I'm building a REST API with flask-restful and one thing I'd like to enable is the ability to batch request resources, similar to how the Facebook Graph API works:
curl \
-F 'access_token=…' \
-F 'batch=[{"method":"GET", "relative_url":"me"},{"method":"GET", "relative_url":"me/friends?limit=50"}]' \
https://graph.facebook.com
Which then returns an array with each request resolved with its status code and result:
[
{ "code": 200,
"headers":[
{ "name": "Content-Type",
"value": "text/javascript; charset=UTF-8" }
],
"body": "{\"id\":\"…\"}"},
{ "code": 200,
"headers":[
{ "name":"Content-Type",
"value":"text/javascript; charset=UTF-8"}
],
"body":"{\"data\": [{…}]}}
]
I've been able to replicate this in flask-restful by simply looping over the requests and calling urlopen against my own app. This seems really inefficient and I have to think there's a better way. Is there a simpler and/or better way to make the requests against my own application from within a request handler?
Since you need to return headers my recommendation is that you send these batched requests into yourself (i.e. send the requests to localhost
), that way the responses will be consistent with those that you would get when making individual calls.
Consider that when your API receives a batch request you will need at least one free worker to take on these indirect requests while the first worker blocks and waits. So you will need to have at least two workers. Even with this you risk a deadlock, if two batch requests arrive at the same time and take your two workers. So in reality you need to have as many workers as batch requests you expect to receive concurrently plus at least one more to handle the indirect requests.

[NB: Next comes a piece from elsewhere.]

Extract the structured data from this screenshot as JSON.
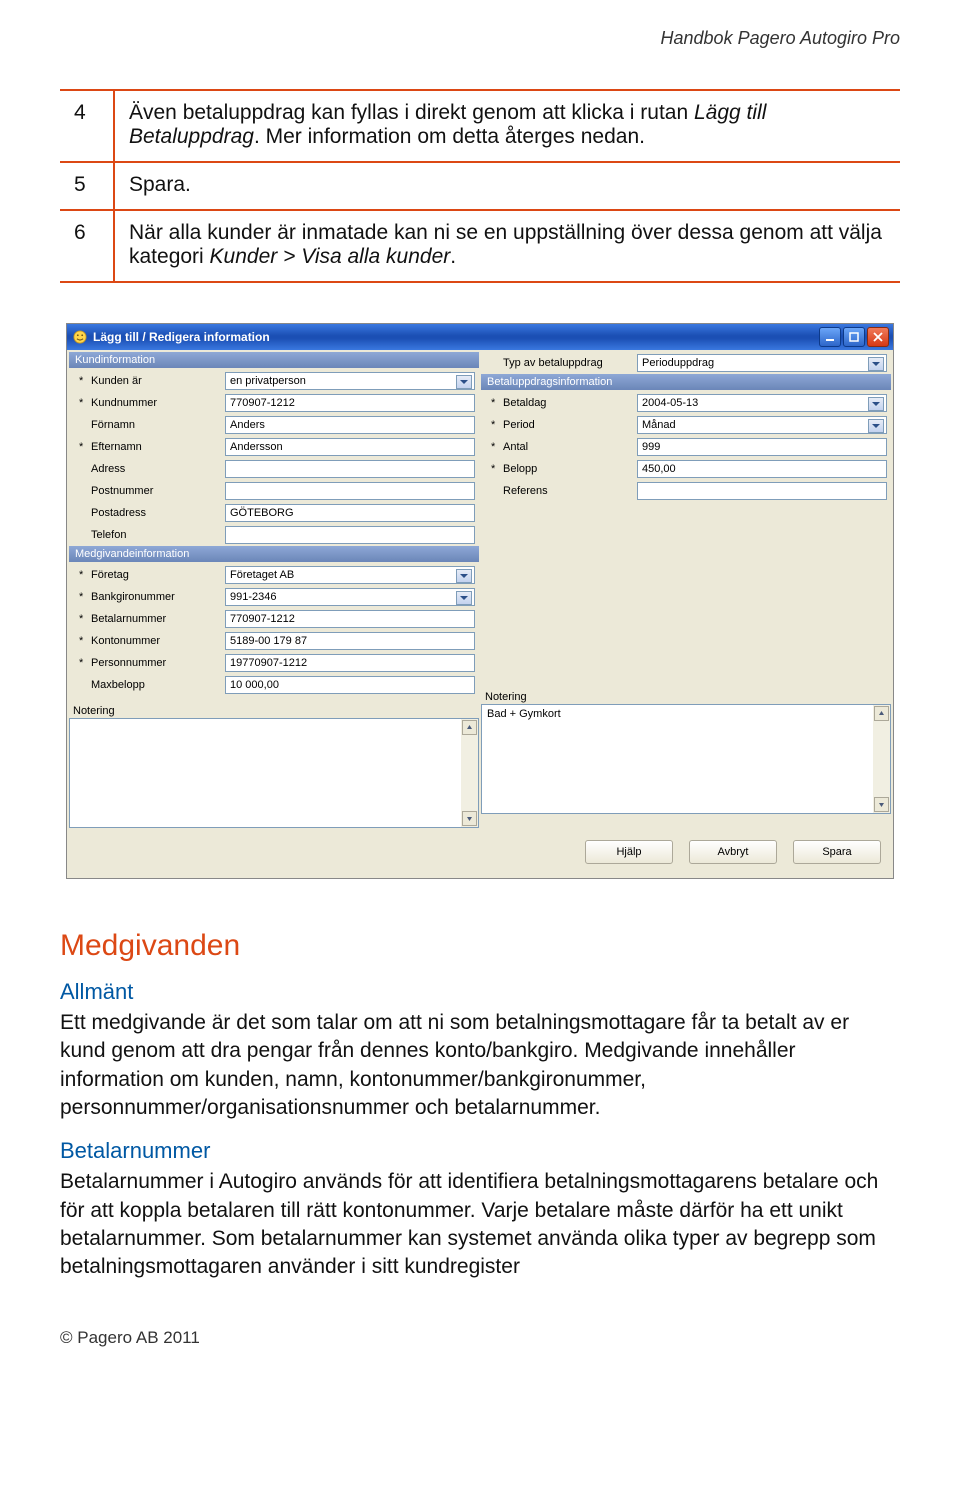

Looking at this from another side, you will want to run as many of these indirect requests in parallel, because if they end up running one after another the benefit of using batch requests is lost. So you also need to have sufficient number of workers to allow for parallelism.
In all honesty I don't see this as a great feature. In most client-side languages it is fairly easy to execute several requests in parallel, so you don't need to provide this is a server-side feature. Specially easy if you are using Javascript, but also easy in Python, Ruby, etc.